Last night at bedtime, I curled up on my son’s bed. The normal bedtime routine is to read or tell stories (in the dark) for a half hour or so. Rumpelstiltskin is a favorite. I really have that one down; the voices and everything. But last night I just wanted to close my eyes and die. So Zoe said, “Mom, since you are feeling crappy, we will tell you a story.” Then Jachin said, “Yeah, a FUNNY story.” And trading off every few lines (read: Zoe told most of the story while Jachin threw in a few zingers along the way), they began:
Once upon a time, there was a young girl who wanted to marry the prince…
…yeah, and she lived on a farm…
… So she went to the castle to talk to the King and Queen. And the King and Queen were like, “Why should we let you marry the prince?” And the young girl said, “Because I have lots of talents. Like, I can turn straw into gold!”
…Wow, that’s impressive…
So they took her high into a tower to a room that was filled from the floor to the ceiling with straw. And they said, “Okay, girl, if you can turn this straw into gold then you can marry the prince”…
…there’s no way she can do that…
…Be quiet! I’m telling the story! So the girl was crying because there was no way that she could turn all of the straw into gold…
…told ya…
…Jachin! Be quiet! I am telling the story! So she was crying and then a troll-y little man climbed through the window and said, “Why are you crying?” And the girl said, “Because I told the King and Queen that I could turn all of this straw into gold, but I can’t…”
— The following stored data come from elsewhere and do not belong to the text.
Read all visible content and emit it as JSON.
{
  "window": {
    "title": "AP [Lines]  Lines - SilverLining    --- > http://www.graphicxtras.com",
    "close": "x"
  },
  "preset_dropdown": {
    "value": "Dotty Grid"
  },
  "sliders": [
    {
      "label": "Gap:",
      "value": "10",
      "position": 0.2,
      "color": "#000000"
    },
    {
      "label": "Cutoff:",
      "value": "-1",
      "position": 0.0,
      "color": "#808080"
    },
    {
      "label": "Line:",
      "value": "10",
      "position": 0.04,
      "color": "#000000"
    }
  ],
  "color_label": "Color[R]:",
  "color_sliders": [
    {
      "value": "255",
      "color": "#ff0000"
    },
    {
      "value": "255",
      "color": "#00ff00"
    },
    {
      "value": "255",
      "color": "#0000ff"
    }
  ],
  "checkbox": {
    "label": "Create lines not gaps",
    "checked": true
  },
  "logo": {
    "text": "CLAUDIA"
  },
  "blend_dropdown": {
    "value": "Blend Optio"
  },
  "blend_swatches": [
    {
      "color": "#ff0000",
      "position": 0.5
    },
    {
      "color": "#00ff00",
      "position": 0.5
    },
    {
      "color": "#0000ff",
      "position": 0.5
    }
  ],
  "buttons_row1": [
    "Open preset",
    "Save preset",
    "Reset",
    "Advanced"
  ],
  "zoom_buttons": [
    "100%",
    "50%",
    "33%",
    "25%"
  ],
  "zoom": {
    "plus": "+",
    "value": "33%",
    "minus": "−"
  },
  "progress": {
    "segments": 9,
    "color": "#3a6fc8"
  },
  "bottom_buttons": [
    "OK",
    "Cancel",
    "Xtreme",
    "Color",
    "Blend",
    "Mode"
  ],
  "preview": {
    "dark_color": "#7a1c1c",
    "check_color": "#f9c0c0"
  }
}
…”because I’m a big liar-butt”…
…”and they won’t let me marry the prince.” The troll-y little man said, “Oh, don’t worry. I can do that. But I’ll need some payment.” But the girl didn’t really have anything to give to the troll-y little man. So the troll-y little man said, “Well, how about if after you and the prince get married, you give me your first kid.” And the girl was thinking that she was never going to see the troll-y man ever again, so she said, “okay”. And then she went to sleep…
…thirty years later…
…Jachin, it was not thirty years later! It was the next day! Sheesh! So the next day the girl woke up and the room was filled from the floor to the ceiling with gold. And the King and the Queen opened the door and said, “Wow! You can marry the prince now!” So they got married…
…thirty years later…
…Ugghhh! Jachin, it was NOT thirty years! It was, like, two! So two years later the girl was a princess. And she and the prince had a baby. And the princess was sitting in the nursery rocking her baby. Rocking, rocking. And in through the window came…
…superman!…
…no, in through the window came the troll-y little man. And he said, “Hello, princess. Time to pay up.” And the princess said, “What are you talking about?” And the troll-y man said, “You have to give me your baby now.” And she said, “Oh, no! Please, please.” And the troll-y man said…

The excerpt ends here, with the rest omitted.